• Hopefully BBC social affairs editor Alison Holt’s triumph at last week’s RTS TV journalism awards (best specialist reporter) will prompt IMDb to update its entry for her, which currently informs the curious that she is an “actress known for BBC One O’Clock News, BBC Six O’Clock News”, and singles out her remarkable performance as “Herself” in Panorama’s Baby P: The Whole Truth?. More intriguingly still, the screen world’s online bible claims she appeared in the 2011 movie Pageant vs Playmate, in which “two types of knockout women use their beauty, brains, and bodies to compete for the ultimate prize as they jet cross-country to America’s hottest cities”. At the very least, scholars consulting IMDb need to know which type of knockout women the character Holt played belonged to.
• As for another RTS winner, Look North’s Harry Gration - more Yorkshire than Geoffrey Boycott, Dickie Bird and the eponymous pudding - he’s been fronting the nightly show from Leeds almost since television was invented. Unfortunate, therefore, that the inscription on his trophy read: “Regional Presenter of the Year. Harry Gration MBE. BBC Look East.”
• Ill-feeling about the BBC’s coverage of the police raid on a property owned by Cliff Richard (after which other broadcasters blamed the Beeb for bagging a “pool” helicopter for its own use) resulted in an outbreak of booing when it was named as one of the nominees in the RTS Scoop of the Year category. Fortunately, Jonathan Munro - who as the BBC’s head of newsgathering was responsible for the coverage and subsequently defended it publicly - didn’t have to endure either the distressing experience of being heckled by his peers or the report’s defeat (it lost out to a BBC Northern Ireland scoop): he was away on holiday.

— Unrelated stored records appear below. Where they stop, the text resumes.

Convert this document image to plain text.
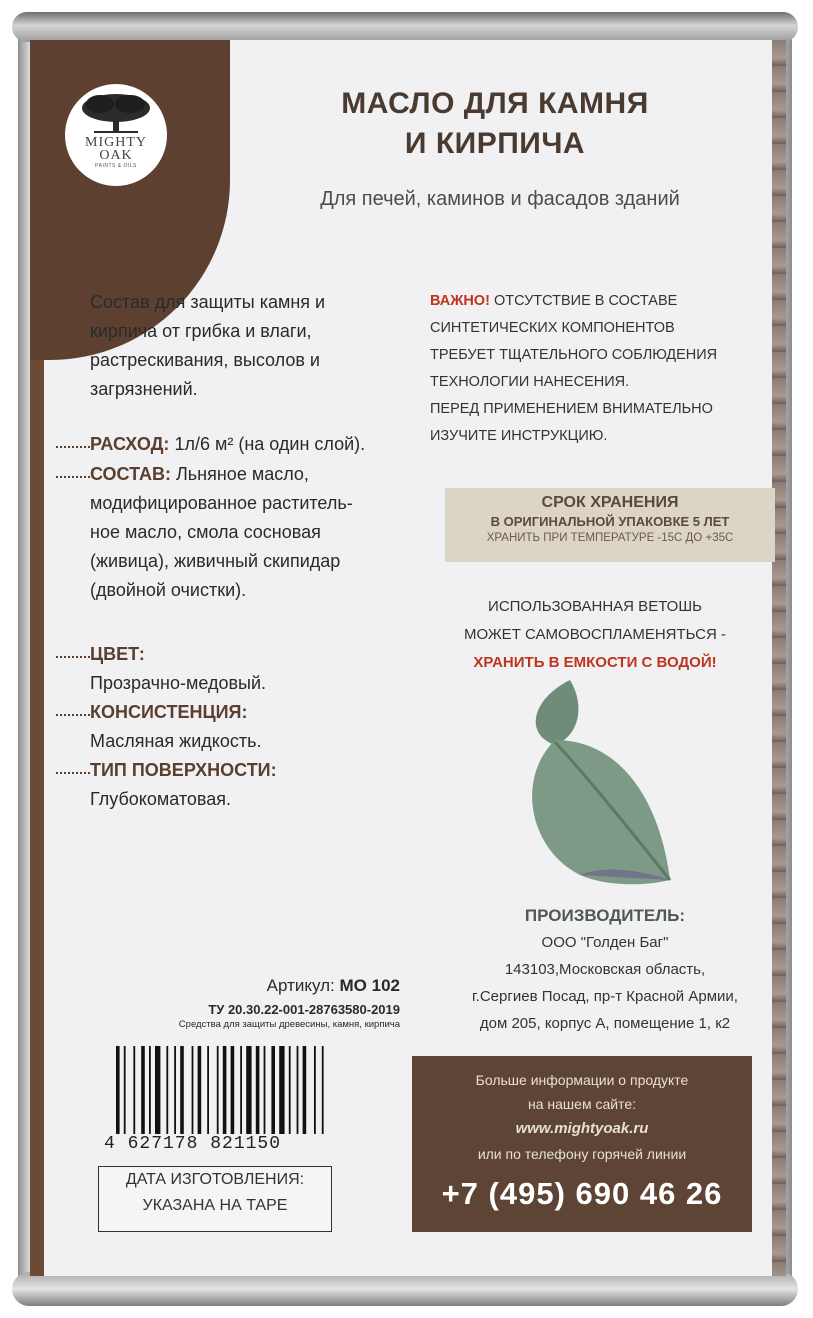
MIGHTY
OAK
PAINTS & OILS
МАСЛО ДЛЯ КАМНЯ
И КИРПИЧА
Для печей, каминов и фасадов зданий
Состав для защиты камня и
кирпича от грибка и влаги,
растрескивания, высолов и
загрязнений.
РАСХОД: 1л/6 м² (на один слой).
СОСТАВ: Льняное масло,
модифицированное раститель-
ное масло, смола сосновая
(живица), живичный скипидар
(двойной очистки).
ЦВЕТ:
Прозрачно-медовый.
КОНСИСТЕНЦИЯ:
Масляная жидкость.
ТИП ПОВЕРХНОСТИ:
Глубокоматовая.
ВАЖНО! ОТСУТСТВИЕ В СОСТАВЕ
СИНТЕТИЧЕСКИХ КОМПОНЕНТОВ
ТРЕБУЕТ ТЩАТЕЛЬНОГО СОБЛЮДЕНИЯ
ТЕХНОЛОГИИ НАНЕСЕНИЯ.
ПЕРЕД ПРИМЕНЕНИЕМ ВНИМАТЕЛЬНО
ИЗУЧИТЕ ИНСТРУКЦИЮ.
СРОК ХРАНЕНИЯ
В ОРИГИНАЛЬНОЙ УПАКОВКЕ 5 ЛЕТ
ХРАНИТЬ ПРИ ТЕМПЕРАТУРЕ -15С ДО +35С
ИСПОЛЬЗОВАННАЯ ВЕТОШЬ
МОЖЕТ САМОВОСПЛАМЕНЯТЬСЯ -
ХРАНИТЬ В ЕМКОСТИ С ВОДОЙ!
ПРОИЗВОДИТЕЛЬ:
ООО "Голден Баг"
143103,Московская область,
г.Сергиев Посад, пр-т Красной Армии,
дом 205, корпус А, помещение 1, к2
Больше информации о продукте
на нашем сайте:
www.mightyoak.ru
или по телефону горячей линии
+7 (495) 690 46 26
Артикул: МО 102
ТУ 20.30.22-001-28763580-2019
Средства для защиты древесины, камня, кирпича
4 627178 821150
ДАТА ИЗГОТОВЛЕНИЯ:
УКАЗАНА НА ТАРЕ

• Given the continuing drive towards greater representation and recognition of women in TV news, the RTS awards were a surprisingly blokeish affair in which many of the programme prizes went to all-male or male-dominated teams, and men took all but one of the gongs for individuals: camera operator (Reuters’ Andriy Perun), network presenter (ITV’s Mark Austin), regional presenter ( Gration), TV journalist (C4 News’ Matt Frei), young talent (APTN’s Mstyslav Chernov), lifetime achievement (ITV’s Lawrence McGinty) and judges’ award (Peter Greste, Mohamed Fahmy and Baher Mohamed). Only BBC social affairs correspondent Alison Holt, chosen as best specialist journalist, broke up the march of the penguin suits.
• What news, as the dust clears after Peter Oborne’s Telegraph bombshell, of US import Jason Seiken, who still bears the title there of “editor in chief” although he has reportedly been kicked upstairs or sideways? Seiken has played no public part in either defending the paper’s record or acknowledging mistakes, but before Oborne’s attack he did tweet a tribute on 13 February to the New York Times media pundit David Carr (who “feared nobody, pulled no punches. He was a statue of honor, even heroism”) that with hindsight could be seen as ironic. Hard to tell if these are words the digital visionary would also apply to Oborne, as the only thing he’s felt impelled to share with his Twitter followers since then is a basketball clip.
• With her byline in giant letters, a contented-looking Janice Turner adorned the Times’s front page on 14 February, rejoicing in having found “at last, a man who knows what women want”. Reacting against “literary snoots” who have dismissed EL James’s novel Fifty Shades of Grey and the just-released film adaptation, Turner’s column inside the paper predicted instead that after seeing the movie women will “return moistened to the marital bed”; and that’s because its hero Christian Grey is focused on the heroine’s needs, whether in telling her “in practically every scene how she stiffens his ardour” or in being “attentive, tender, almost paternal” (“he butters her toast, mends her PC”). Sentimental Times readers could have been forgiven for seeing the piece as a touching Valentine’s day tribute (if an elegantly indirect one) to the sharer of Turner’s own marital bed - an apparent paragon who happens to be Monkey’s old friend Ben Preston, the man who cracks the whip at the Radio Times.
• Monkey’s tweet of the week: “The most British moment of my life”, tweeted @Lettybird, “Baking whilst listening to Woman’s Hour discuss spanking” - a reference to a Fifty Shades-related item in which stand-in presenter Emma Barnett, moonlighting from the Telegraph’s Wonder Women, interviewed the dominatrix Mistress Absolute.